Though these DALL-E images of bad restaurant menus are funny, the AI’s shortcomings are useful when it comes to identifying misinformation. When we’re trying to see if a dubious image is real or AI-generated, we can learn a lot by looking at street signs, t-shirts with text, book pages or anything where a string of random letters might betray an image’s synthetic origins. And before these models got better at making hands, a sixth (or seventh, or eighth) finger could also be a giveaway.
But, Guzdial says, if we look close enough, it’s not just fingers and spelling that AI gets wrong.
“These models are making these small, local issues all of the time — it’s just that we’re particularly well-tuned to recognize some of them,” he said.
To an average person, for example, an AI-generated image of a music store could be easily believable.

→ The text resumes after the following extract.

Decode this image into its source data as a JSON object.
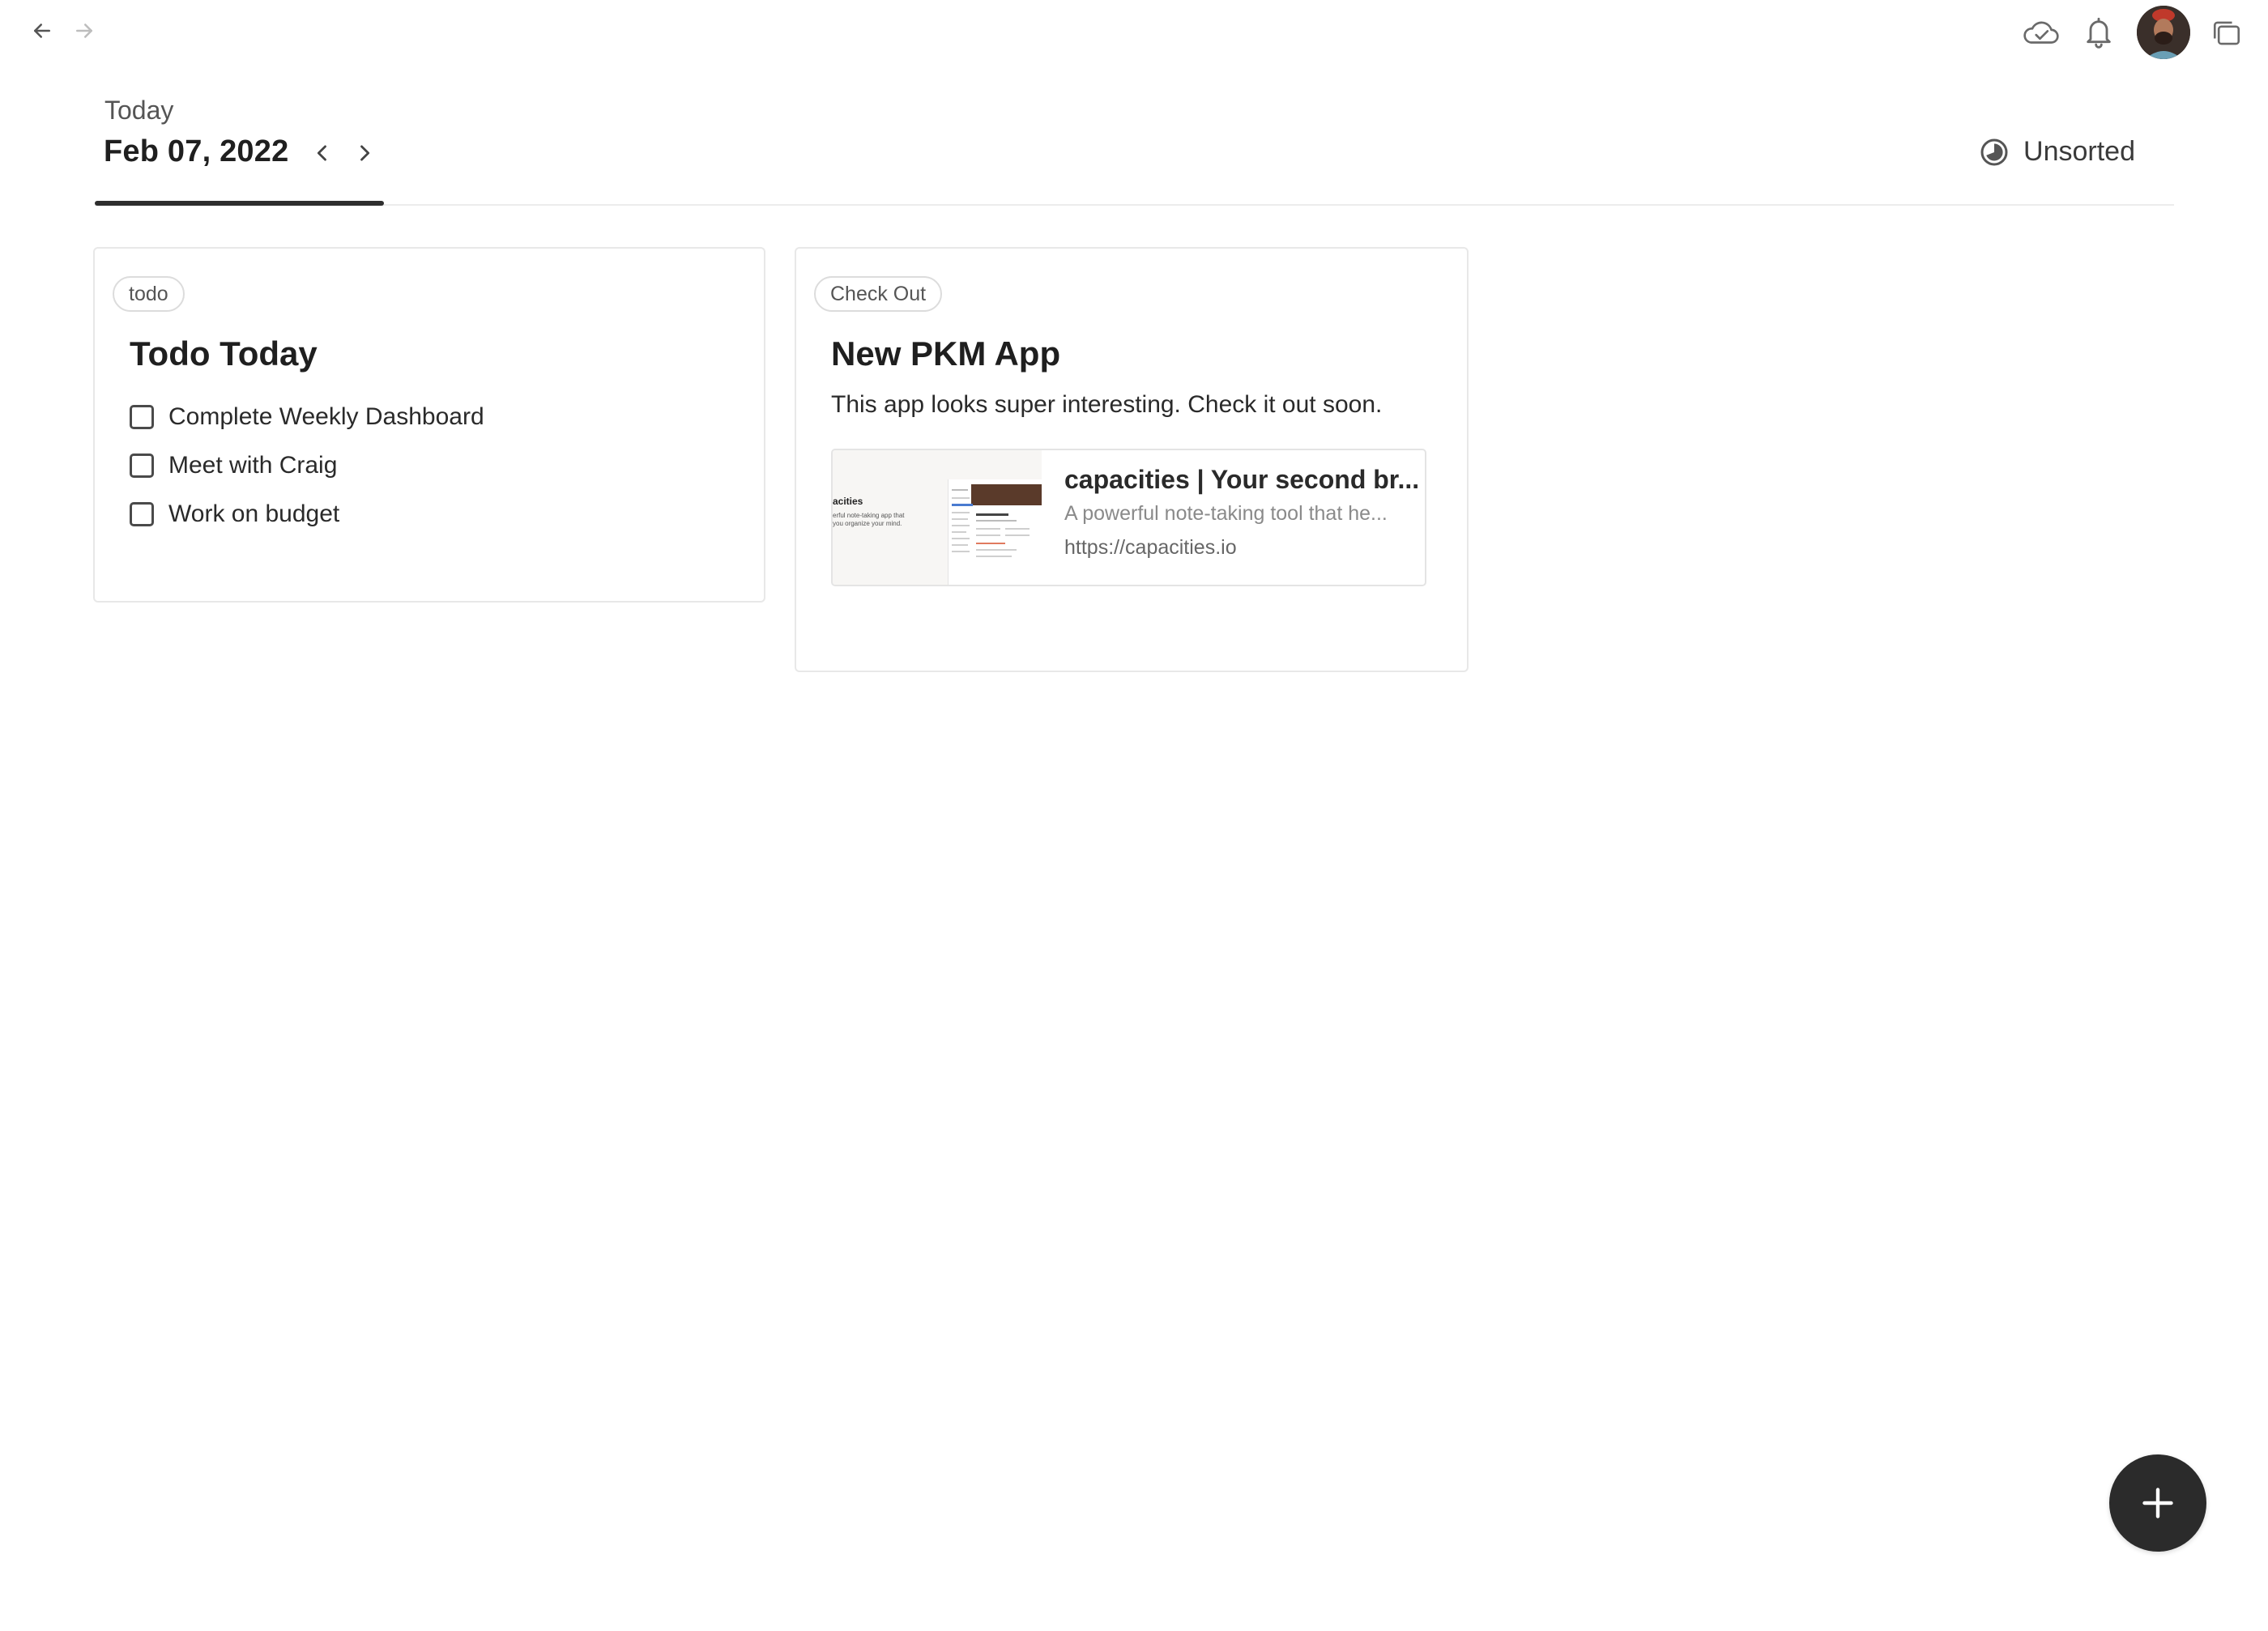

But someone who knows a bit about music might see the same image and notice that some of the guitars have seven strings, or that the black and white keys on a piano are spaced out incorrectly.
Though these AI models are improving at an alarming rate, these tools are still bound to encounter issues like this, which limits the capacity of the technology.
“This is concrete progress, there’s no doubt about it,” Hagdu said. “But the kind of hype that this technology is getting is just insane.”